Ethyl chloride constituted the largest single release from the Dow fire. Company officials estimated for DEQ that 59,609 pounds were released, more than twice the amount emitted statewide from all industrial facilities in the state in 2021, federal data show.
In 2021, Dow sent 154 pounds of ethyl chloride into the air.
Also known as chloroethane, ethyl chloride is another flammable colorless gas. It can cause dizziness, a drunken feeling and even unconsciousness in high, short-term doses.
Its long-term carcinogenic effects on humans are unknown, but one two-year study found it caused cancer in female mice that inhaled the gas, according to the U.S. Environmental Protection Agency.
Other sizeable releases from the fire were ethylene at 3,892 pounds and methane at 3,330 pounds, both flammable hydrocarbons.
Releases of a collection of several other chemicals were estimated at less than 30 pounds to as little as less than a pound: butane, isobutane, propane, cyclopropane, propylene, acetaldehyde and a collection of undetermined volatile organic compounds.
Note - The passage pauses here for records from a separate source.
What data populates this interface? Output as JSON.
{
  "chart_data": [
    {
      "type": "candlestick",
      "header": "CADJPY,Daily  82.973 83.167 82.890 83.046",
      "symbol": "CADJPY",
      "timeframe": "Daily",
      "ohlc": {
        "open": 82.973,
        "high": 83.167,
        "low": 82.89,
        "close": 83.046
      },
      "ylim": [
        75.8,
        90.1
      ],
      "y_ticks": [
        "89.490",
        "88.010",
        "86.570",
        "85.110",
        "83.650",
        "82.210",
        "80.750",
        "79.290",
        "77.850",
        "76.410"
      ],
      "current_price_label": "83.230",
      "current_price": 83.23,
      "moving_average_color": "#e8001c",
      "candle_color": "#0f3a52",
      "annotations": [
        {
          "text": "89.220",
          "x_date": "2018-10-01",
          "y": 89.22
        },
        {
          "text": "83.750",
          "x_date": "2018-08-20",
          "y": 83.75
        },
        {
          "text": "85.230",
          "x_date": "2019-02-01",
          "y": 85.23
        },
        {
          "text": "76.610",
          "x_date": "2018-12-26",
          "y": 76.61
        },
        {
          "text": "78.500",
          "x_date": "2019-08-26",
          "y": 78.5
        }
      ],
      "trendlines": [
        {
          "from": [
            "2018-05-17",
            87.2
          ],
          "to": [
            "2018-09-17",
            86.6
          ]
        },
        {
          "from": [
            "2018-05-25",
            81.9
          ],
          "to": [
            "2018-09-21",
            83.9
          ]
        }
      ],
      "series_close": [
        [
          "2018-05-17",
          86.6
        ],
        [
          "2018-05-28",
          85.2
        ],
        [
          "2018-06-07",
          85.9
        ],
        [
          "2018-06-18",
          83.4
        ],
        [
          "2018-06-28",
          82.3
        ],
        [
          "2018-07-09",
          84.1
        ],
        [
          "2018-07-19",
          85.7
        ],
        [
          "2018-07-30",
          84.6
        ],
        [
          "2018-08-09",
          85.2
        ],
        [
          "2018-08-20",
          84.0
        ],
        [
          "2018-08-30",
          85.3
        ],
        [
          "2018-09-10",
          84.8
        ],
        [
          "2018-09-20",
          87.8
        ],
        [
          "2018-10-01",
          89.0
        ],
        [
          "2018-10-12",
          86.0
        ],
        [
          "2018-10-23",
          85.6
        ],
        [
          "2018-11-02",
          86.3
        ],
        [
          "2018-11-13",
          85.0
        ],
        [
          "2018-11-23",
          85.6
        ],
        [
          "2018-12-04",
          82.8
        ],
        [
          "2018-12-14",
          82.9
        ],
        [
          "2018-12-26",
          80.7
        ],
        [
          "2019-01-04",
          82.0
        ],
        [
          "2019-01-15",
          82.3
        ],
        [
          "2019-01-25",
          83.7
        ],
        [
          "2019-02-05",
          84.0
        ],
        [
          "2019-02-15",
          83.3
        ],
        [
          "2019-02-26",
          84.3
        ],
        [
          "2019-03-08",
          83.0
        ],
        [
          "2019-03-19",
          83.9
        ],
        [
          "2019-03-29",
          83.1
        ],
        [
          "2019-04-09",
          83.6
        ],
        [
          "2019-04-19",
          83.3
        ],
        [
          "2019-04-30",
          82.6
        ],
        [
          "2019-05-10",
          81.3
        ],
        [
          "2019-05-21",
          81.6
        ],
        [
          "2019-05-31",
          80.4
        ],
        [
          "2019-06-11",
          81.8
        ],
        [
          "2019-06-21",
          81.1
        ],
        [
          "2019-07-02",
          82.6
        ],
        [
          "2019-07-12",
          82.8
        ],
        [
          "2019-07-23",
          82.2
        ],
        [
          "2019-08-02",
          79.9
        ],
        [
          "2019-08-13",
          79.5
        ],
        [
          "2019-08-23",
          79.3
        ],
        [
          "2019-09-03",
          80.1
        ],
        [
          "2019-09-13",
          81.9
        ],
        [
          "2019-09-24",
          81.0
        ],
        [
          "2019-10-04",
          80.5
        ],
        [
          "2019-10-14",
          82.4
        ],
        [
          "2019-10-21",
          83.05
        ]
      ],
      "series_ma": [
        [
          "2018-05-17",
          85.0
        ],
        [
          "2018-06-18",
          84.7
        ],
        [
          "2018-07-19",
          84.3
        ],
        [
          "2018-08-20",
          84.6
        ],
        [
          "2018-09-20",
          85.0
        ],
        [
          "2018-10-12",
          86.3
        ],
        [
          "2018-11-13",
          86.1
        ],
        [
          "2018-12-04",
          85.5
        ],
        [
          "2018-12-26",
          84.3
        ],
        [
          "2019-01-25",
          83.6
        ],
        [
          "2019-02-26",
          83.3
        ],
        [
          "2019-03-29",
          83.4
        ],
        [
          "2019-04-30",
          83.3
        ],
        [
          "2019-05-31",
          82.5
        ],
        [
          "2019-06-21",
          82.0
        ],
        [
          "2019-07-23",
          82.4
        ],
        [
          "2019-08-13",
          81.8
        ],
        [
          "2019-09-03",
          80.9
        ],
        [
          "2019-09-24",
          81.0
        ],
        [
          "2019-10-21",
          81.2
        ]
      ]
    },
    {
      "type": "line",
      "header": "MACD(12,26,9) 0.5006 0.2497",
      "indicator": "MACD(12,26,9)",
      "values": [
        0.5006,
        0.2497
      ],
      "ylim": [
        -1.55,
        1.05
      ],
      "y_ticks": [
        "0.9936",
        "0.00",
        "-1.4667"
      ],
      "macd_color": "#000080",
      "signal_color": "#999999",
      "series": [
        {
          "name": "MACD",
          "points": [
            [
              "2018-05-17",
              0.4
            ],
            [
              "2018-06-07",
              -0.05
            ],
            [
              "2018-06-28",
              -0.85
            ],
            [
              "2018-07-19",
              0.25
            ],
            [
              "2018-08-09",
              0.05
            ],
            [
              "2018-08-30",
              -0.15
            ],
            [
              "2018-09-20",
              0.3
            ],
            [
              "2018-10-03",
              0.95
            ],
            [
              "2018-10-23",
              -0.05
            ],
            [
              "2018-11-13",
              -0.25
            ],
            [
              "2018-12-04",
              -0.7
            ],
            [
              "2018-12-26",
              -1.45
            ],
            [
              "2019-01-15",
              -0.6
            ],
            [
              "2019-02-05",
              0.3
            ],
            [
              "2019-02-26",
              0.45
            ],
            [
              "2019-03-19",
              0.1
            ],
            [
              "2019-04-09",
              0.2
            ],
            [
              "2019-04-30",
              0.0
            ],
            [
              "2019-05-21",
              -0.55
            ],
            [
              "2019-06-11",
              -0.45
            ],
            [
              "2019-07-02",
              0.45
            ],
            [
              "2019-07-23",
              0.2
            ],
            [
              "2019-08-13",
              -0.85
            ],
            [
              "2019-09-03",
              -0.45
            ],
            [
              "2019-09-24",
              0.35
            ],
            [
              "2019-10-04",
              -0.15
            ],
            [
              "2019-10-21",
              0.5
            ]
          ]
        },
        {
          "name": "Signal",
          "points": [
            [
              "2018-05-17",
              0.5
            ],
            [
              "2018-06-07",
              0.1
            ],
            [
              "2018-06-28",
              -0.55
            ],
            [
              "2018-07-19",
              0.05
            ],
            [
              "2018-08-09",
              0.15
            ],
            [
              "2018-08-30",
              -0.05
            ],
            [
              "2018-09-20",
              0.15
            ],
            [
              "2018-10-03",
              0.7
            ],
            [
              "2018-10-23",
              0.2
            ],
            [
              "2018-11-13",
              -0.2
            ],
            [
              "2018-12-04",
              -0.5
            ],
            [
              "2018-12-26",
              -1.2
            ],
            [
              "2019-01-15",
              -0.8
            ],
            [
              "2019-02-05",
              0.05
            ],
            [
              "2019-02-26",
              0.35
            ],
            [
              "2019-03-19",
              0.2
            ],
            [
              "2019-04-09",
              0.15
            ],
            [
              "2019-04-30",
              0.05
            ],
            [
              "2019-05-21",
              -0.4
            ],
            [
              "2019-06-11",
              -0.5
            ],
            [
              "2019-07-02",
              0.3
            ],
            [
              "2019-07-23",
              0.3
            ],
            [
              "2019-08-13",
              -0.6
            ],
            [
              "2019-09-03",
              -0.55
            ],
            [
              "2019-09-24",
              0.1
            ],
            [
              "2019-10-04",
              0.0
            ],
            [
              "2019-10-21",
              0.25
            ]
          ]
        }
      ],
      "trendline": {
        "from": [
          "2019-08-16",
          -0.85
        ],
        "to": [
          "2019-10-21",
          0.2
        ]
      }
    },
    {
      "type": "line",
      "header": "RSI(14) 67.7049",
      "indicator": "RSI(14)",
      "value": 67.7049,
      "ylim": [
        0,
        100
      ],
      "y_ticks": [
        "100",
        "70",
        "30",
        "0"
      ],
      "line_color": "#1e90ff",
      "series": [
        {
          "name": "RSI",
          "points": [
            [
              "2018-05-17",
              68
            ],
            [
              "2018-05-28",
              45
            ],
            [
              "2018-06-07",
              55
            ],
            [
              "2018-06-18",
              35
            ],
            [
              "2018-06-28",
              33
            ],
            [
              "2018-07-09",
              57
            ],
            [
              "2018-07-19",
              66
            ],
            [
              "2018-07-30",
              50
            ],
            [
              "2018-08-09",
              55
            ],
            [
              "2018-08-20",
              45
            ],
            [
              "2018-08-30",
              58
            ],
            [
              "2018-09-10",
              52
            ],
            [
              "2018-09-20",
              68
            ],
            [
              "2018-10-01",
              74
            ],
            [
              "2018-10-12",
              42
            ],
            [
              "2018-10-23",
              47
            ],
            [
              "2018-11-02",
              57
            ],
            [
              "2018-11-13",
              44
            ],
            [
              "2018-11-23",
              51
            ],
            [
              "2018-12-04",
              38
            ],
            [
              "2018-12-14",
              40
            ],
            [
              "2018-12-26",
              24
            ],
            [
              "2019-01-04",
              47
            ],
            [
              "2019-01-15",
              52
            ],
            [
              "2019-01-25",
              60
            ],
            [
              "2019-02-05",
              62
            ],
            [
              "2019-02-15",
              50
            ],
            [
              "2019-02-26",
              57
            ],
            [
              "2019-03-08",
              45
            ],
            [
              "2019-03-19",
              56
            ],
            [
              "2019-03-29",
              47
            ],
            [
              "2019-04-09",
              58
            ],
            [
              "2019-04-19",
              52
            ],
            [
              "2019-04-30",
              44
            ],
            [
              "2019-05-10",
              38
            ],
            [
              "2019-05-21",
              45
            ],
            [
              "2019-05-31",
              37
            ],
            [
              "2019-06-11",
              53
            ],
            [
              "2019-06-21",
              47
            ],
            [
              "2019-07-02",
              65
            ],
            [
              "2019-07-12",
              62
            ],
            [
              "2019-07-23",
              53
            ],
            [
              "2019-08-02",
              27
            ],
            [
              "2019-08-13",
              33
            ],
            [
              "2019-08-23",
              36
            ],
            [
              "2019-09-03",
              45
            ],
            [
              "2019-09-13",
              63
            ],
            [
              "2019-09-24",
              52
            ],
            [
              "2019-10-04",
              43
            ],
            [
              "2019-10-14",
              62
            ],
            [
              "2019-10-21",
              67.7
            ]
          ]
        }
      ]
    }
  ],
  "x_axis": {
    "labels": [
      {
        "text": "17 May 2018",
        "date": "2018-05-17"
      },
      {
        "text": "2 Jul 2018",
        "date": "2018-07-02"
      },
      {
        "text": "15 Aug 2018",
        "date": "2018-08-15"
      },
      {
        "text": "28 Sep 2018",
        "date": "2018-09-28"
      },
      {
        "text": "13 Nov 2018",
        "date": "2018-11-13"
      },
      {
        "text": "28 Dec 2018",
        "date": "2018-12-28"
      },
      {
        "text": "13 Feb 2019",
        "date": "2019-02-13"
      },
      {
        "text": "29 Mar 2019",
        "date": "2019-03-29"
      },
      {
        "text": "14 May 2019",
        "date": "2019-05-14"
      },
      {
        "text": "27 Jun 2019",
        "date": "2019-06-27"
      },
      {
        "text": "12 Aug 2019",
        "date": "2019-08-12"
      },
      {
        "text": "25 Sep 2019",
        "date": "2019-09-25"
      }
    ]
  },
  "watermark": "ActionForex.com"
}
The company also reported less than a pound each of vinyl chloride, another known carcinogen, and methyl chloride.
Dow said that all of the compounds reported as being released, except ethylene, ethyl chloride and a portion of methane, came from one emissions point and were released within the first 12 hours of the incident, including ethylene oxide.
“All of these compounds were detectable through monitoring technology used during the incident,” the company said.
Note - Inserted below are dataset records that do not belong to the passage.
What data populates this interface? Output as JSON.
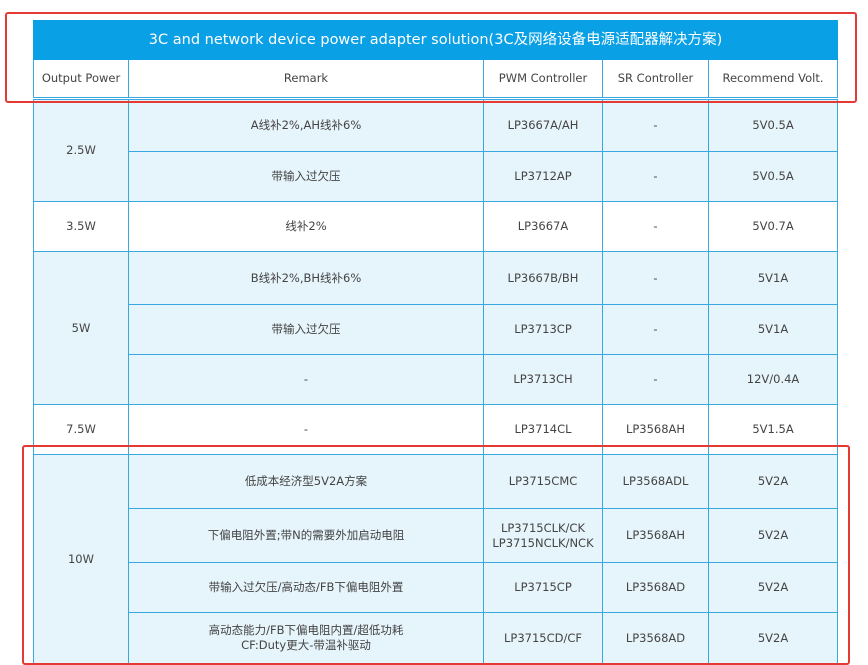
{
  "title": "3C and network device power adapter solution(3C及网络设备电源适配器解决方案)",
  "headers": [
    "Output Power",
    "Remark",
    "PWM Controller",
    "SR Controller",
    "Recommend Volt."
  ],
  "groups": [
    {
      "power": "2.5W",
      "rows": [
        {
          "remark": "A线补2%,AH线补6%",
          "pwm": "LP3667A/AH",
          "sr": "-",
          "volt": "5V0.5A"
        },
        {
          "remark": "带输入过欠压",
          "pwm": "LP3712AP",
          "sr": "-",
          "volt": "5V0.5A"
        }
      ]
    },
    {
      "power": "3.5W",
      "rows": [
        {
          "remark": "线补2%",
          "pwm": "LP3667A",
          "sr": "-",
          "volt": "5V0.7A"
        }
      ]
    },
    {
      "power": "5W",
      "rows": [
        {
          "remark": "B线补2%,BH线补6%",
          "pwm": "LP3667B/BH",
          "sr": "-",
          "volt": "5V1A"
        },
        {
          "remark": "带输入过欠压",
          "pwm": "LP3713CP",
          "sr": "-",
          "volt": "5V1A"
        },
        {
          "remark": "-",
          "pwm": "LP3713CH",
          "sr": "-",
          "volt": "12V/0.4A"
        }
      ]
    },
    {
      "power": "7.5W",
      "rows": [
        {
          "remark": "-",
          "pwm": "LP3714CL",
          "sr": "LP3568AH",
          "volt": "5V1.5A"
        }
      ]
    },
    {
      "power": "10W",
      "rows": [
        {
          "remark": "低成本经济型5V2A方案",
          "pwm": "LP3715CMC",
          "sr": "LP3568ADL",
          "volt": "5V2A"
        },
        {
          "remark": "下偏电阻外置;带N的需要外加启动电阻",
          "pwm": "LP3715CLK/CK\nLP3715NCLK/NCK",
          "sr": "LP3568AH",
          "volt": "5V2A"
        },
        {
          "remark": "带输入过欠压/高动态/FB下偏电阻外置",
          "pwm": "LP3715CP",
          "sr": "LP3568AD",
          "volt": "5V2A"
        },
        {
          "remark": "高动态能力/FB下偏电阻内置/超低功耗\nCF:Duty更大-带温补驱动",
          "pwm": "LP3715CD/CF",
          "sr": "LP3568AD",
          "volt": "5V2A"
        }
      ]
    }
  ],
  "colors": {
    "header": "#0aa0e6",
    "row_blue": "#e6f4fb",
    "border": "#3aa8e0",
    "highlight": "#e53935"
  }
}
In the report to DEQ, the company noted that 485 pounds of ethylene oxide escaped into the plant’s water discharge system, which was handling water used to control and extinguish the fire that overflowed from containment systems.
Testing of water on July 15 near the glycol unit about three-quarters of the mile from the Mississippi River did detect some low concentrations of ethylene oxide. Under a state variance for the fire, that overflow water wound up in the river untreated.
But Dow said the chemical likely volatilized, or turned back from a liquid into a gas, which is ethylene oxide’s natural state at outside temperatures and pressures, and ended up in the air.
The EPA has noted this aspect of ethylene oxide’s characteristics, saying that though the chemical can dissolve in water, it can also evaporate from water back into the air.
The EPA says this is a reason a rainstorm is not likely to wash ethylene oxide from the air, though chemical’s high volatility means it doesn’t persist long in one spot in the air but will disperse quickly. The chemical has a natural, summertime half-life in the air of about 69 days.
The river is also a powerful force for dilution of chemical pollutants, state regulators say.